We dug into the concept of currying (or, if you prefer, Schönfinkeling) and its distinction from "partial application". In brief, functions in Elm take no more than one argument (ala the Lambda calculus we've seen in previous books); the way functions appear to take multiple arguments is by returning successive functions, again only taking one argument.

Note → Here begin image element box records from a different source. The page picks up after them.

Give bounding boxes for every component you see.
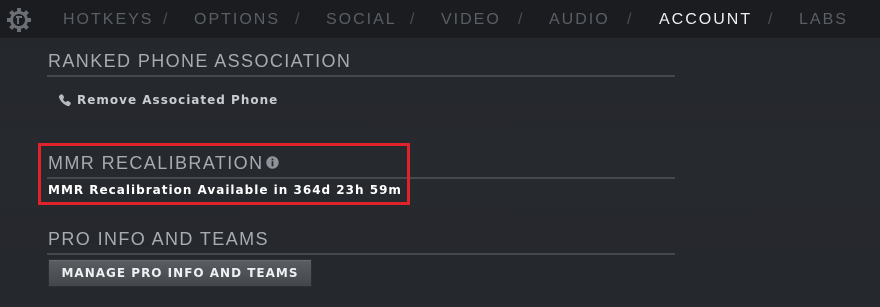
tab-separator: / (295, 11, 300, 28)
phone-icon (58, 94, 71, 107)
section-divider (47, 75, 675, 77)
tab-separator: / (518, 11, 523, 28)
tab-separator: / (768, 11, 773, 28)
tab-social[interactable]: SOCIAL (326, 11, 397, 29)
tab-separator: / (627, 11, 632, 28)
settings-window: HOTKEYS / OPTIONS / SOCIAL / VIDEO / AUD… (0, 0, 880, 307)
tab-audio[interactable]: AUDIO (549, 11, 610, 29)
tab-labs[interactable]: LABS (799, 11, 848, 29)
settings-top-nav: HOTKEYS / OPTIONS / SOCIAL / VIDEO / AUD… (0, 0, 880, 38)
tab-options[interactable]: OPTIONS (194, 11, 280, 29)
section-divider (47, 253, 675, 255)
manage-pro-info-button[interactable]: MANAGE PRO INFO AND TEAMS (48, 259, 312, 287)
tab-video[interactable]: VIDEO (441, 11, 501, 29)
pro-info-section-title: PRO INFO AND TEAMS (48, 229, 269, 249)
remove-associated-phone-label: Remove Associated Phone (77, 93, 279, 107)
highlight-box (38, 143, 410, 205)
remove-associated-phone-link[interactable]: Remove Associated Phone (58, 92, 278, 108)
tab-separator: / (163, 11, 168, 28)
tab-hotkeys[interactable]: HOTKEYS (63, 11, 153, 29)
tab-separator: / (410, 11, 415, 28)
game-logo-icon[interactable] (6, 7, 32, 33)
tab-account[interactable]: ACCOUNT (659, 11, 752, 29)
ranked-phone-section-title: RANKED PHONE ASSOCIATION (48, 51, 352, 71)
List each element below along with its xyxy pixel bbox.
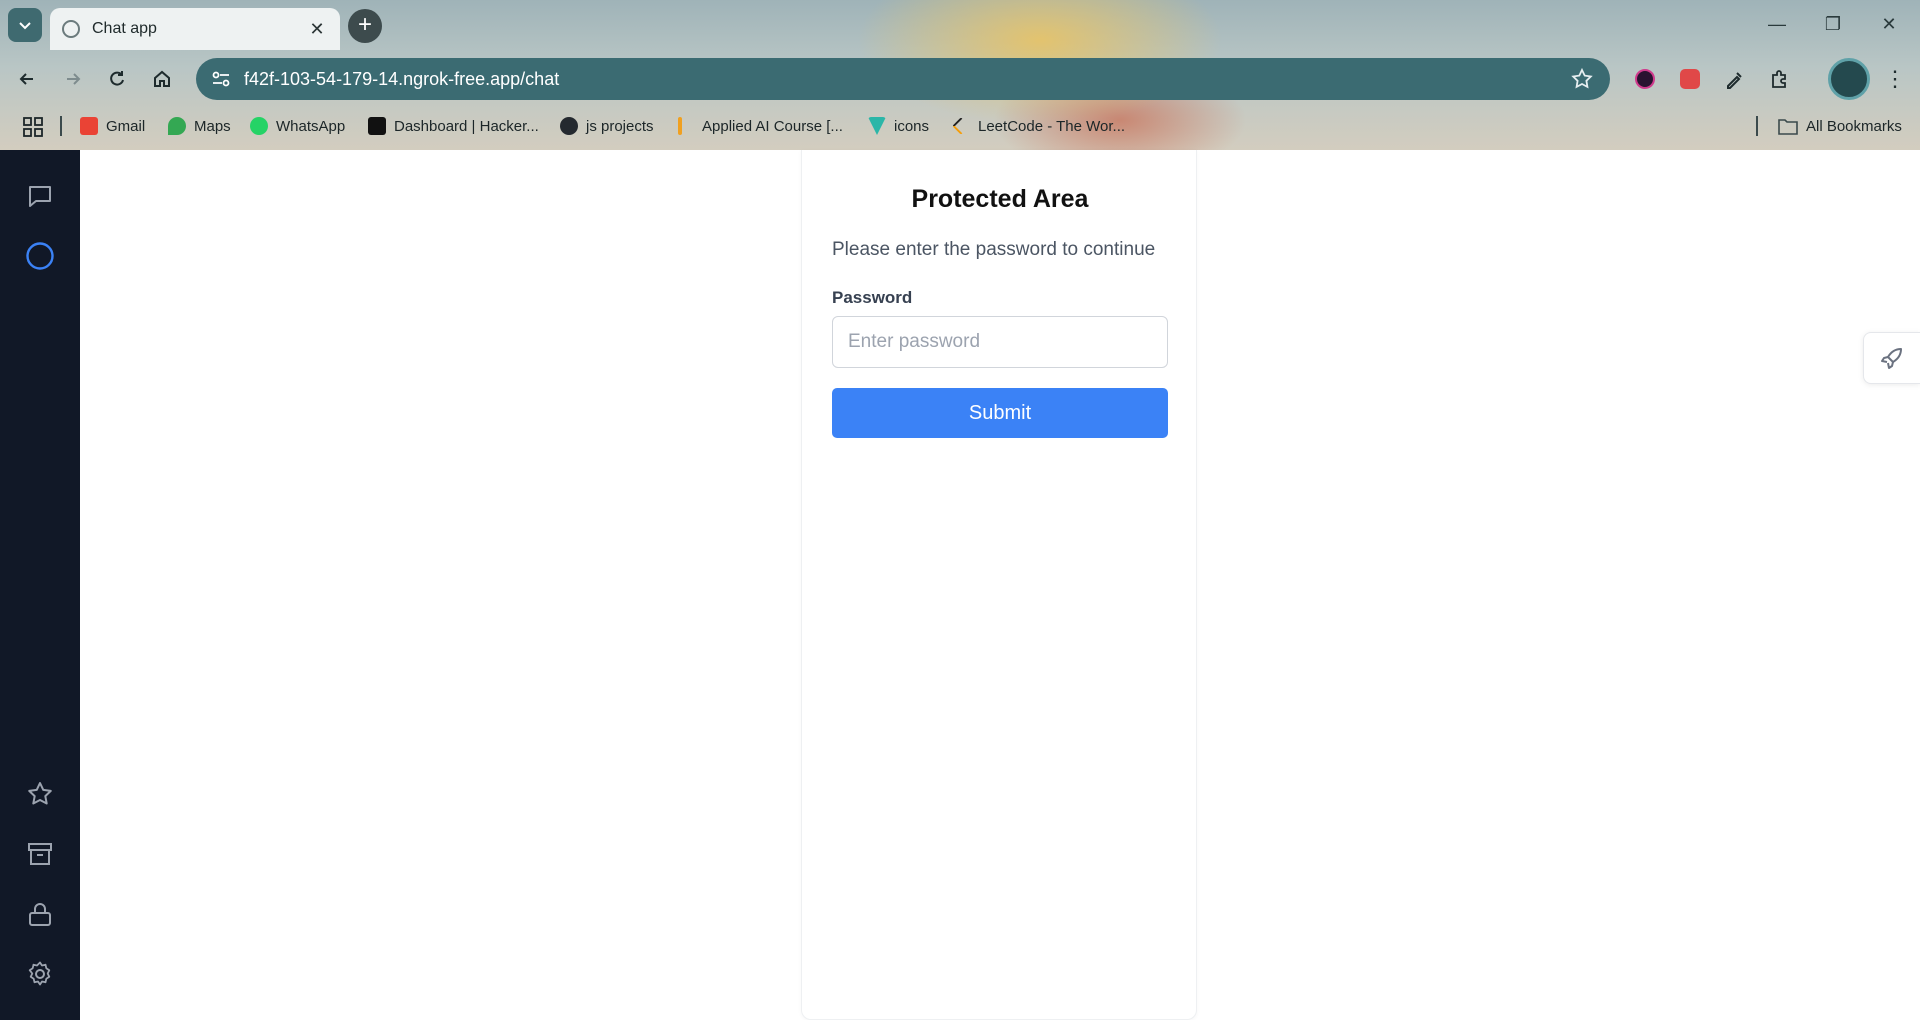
leetcode-icon	[952, 117, 970, 135]
circle-icon	[26, 242, 54, 270]
browser-menu-icon[interactable]: ⋮	[1880, 62, 1910, 96]
sidebar-item-starred[interactable]	[20, 774, 60, 814]
bookmarks-separator-right	[1756, 116, 1758, 136]
all-bookmarks-button[interactable]: All Bookmarks	[1778, 112, 1902, 140]
bookmark-leetcode[interactable]: LeetCode - The Wor...	[952, 112, 1125, 140]
profile-avatar[interactable]	[1828, 58, 1870, 100]
page-title: Protected Area	[911, 185, 1089, 213]
url-text: f42f-103-54-179-14.ngrok-free.app/chat	[244, 68, 560, 89]
login-subtitle: Please enter the password to continue	[832, 239, 1156, 260]
arrow-right-icon	[67, 73, 81, 85]
browser-tab[interactable]: Chat app ✕	[50, 8, 340, 50]
folder-icon	[1778, 119, 1798, 135]
globe-icon	[62, 20, 80, 38]
icons-site-icon	[868, 117, 886, 135]
bookmark-hackerrank[interactable]: Dashboard | Hacker...	[368, 112, 539, 140]
sidebar-item-settings[interactable]	[20, 954, 60, 994]
apps-grid-icon[interactable]	[22, 116, 44, 138]
arrow-left-icon	[19, 73, 33, 85]
bookmark-icon	[678, 117, 682, 135]
bookmark-star-icon[interactable]	[1570, 67, 1594, 91]
reload-button[interactable]	[100, 62, 134, 96]
minimize-button[interactable]: —	[1754, 10, 1800, 38]
sidebar-item-archive[interactable]	[20, 834, 60, 874]
bookmark-js-projects[interactable]: js projects	[560, 112, 654, 140]
hackerrank-icon	[368, 117, 386, 135]
tab-title: Chat app	[92, 20, 157, 37]
bookmark-maps[interactable]: Maps	[168, 112, 231, 140]
bookmark-gmail[interactable]: Gmail	[80, 112, 145, 140]
close-tab-icon[interactable]: ✕	[306, 19, 328, 40]
extension-2-icon[interactable]	[1675, 64, 1705, 94]
password-label: Password	[832, 288, 913, 307]
bookmarks-separator	[60, 116, 62, 136]
bookmark-applied-ai[interactable]: Applied AI Course [...	[678, 112, 843, 140]
github-icon	[560, 117, 578, 135]
extensions-puzzle-icon[interactable]	[1765, 64, 1795, 94]
sidebar-item-lock[interactable]	[20, 894, 60, 934]
reload-icon	[110, 71, 124, 86]
home-button[interactable]	[145, 62, 179, 96]
rocket-icon	[1881, 348, 1902, 369]
chevron-down-icon	[19, 22, 31, 30]
eyedropper-icon[interactable]	[1720, 64, 1750, 94]
close-window-button[interactable]: ✕	[1866, 10, 1912, 38]
sidebar-item-chats[interactable]	[20, 176, 60, 216]
archive-icon	[28, 843, 52, 865]
tab-search-button[interactable]	[8, 8, 42, 42]
whatsapp-icon	[250, 117, 268, 135]
bookmark-icons[interactable]: icons	[868, 112, 929, 140]
restore-button[interactable]: ❐	[1810, 10, 1856, 38]
submit-button[interactable]: Submit	[832, 388, 1168, 438]
password-input[interactable]	[832, 316, 1168, 368]
floating-launch-button[interactable]	[1863, 332, 1920, 384]
lock-icon	[29, 903, 51, 926]
main-content: Protected Area Please enter the password…	[80, 150, 1920, 1020]
address-bar[interactable]: f42f-103-54-179-14.ngrok-free.app/chat	[196, 58, 1610, 100]
home-icon	[154, 70, 170, 87]
login-card: Protected Area Please enter the password…	[801, 150, 1197, 1020]
extension-1-icon[interactable]	[1630, 64, 1660, 94]
bookmark-whatsapp[interactable]: WhatsApp	[250, 112, 345, 140]
forward-button[interactable]	[56, 62, 90, 96]
gear-icon	[28, 961, 51, 986]
maps-icon	[168, 117, 186, 135]
back-button[interactable]	[10, 62, 44, 96]
app-sidebar	[0, 150, 80, 1020]
new-tab-button[interactable]: +	[348, 9, 382, 43]
sidebar-item-status[interactable]	[20, 236, 60, 276]
gmail-icon	[80, 117, 98, 135]
site-info-icon[interactable]	[210, 68, 232, 90]
star-icon	[28, 782, 52, 805]
chat-icon	[29, 186, 51, 207]
browser-chrome: Chat app ✕ + — ❐ ✕ f42f-103-54-179-14.ng…	[0, 0, 1920, 150]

For example:

add x y = x + y

Is effectively equivalent to the following in JavaScript:

function add(x) {
    return function (y) {
        return x + y;
    };
}

In Elm, we can pass either all arguments or just some of them:

> add 1
<function> : number -> number

In JavaScript:

> add(1)
[Function]

It's only when we pass both arguments that we get a result:

> add 1 2
3 : number

And

> add(1)(2)
3

The final topic we covered was the record subtyping used by Elm when inferring types passed to functions:

> somePoint = { x = 5, y = 4 }
{ x = 5, y = 4 } : { x : number, y : number1 }
> xDist point = abs point.x
<function> : { a | x : number } -> number
> xDist somePoint
5 : number
> xDist { x = 5, z = 100 }
5 : number
> xDist { y = 4 }
-- TYPE MISMATCH --------------------------------------------- repl-temp-000.elm

The argument to function `xDist` is causing a mismatch.

10|   xDist { y = 4 }
            ^^^^^^^^^
Function `xDist` is expecting the argument to be:

    { a | x : ... }

But it is:

    { y : ... }

And with that, we were done!

Retrospective

• As may be clear from this write-up, we spent a lot of the time in the meeting being confused and frustrated by the examples given in the book and we wondered whether we should use other source material in future meetings to avoid this;
• One concern with going off-book more was the increased burden on attendees to prepare whereas we currently rely only on the given chapter;
• We were also concerned that the next two chapters cover the concept of functional reactive programming (FRP) using "signals" in Elm and this has been totally revamped in newer versions (replaced with the notion of "subscriptions")
• It was agreed that the meeting improved as soon as @jcoglan started trying things out in a REPL halfway through the meeting: we should ensure that someone can do this in future meetings from the beginning;
• We were thankful to @tomstuart for having organised the meeting and @marksweston kindly volunteered to organise the next.

Thanks

Thank you to @leocassarani and Geckoboard for hosting the meeting and providing beverages, thanks to @tomstuart for organising the meeting, thanks to @tuzz for "all the bread" and for leading us through the chapter, to all those who contributed snacks and to @jcoglan for driving the REPL.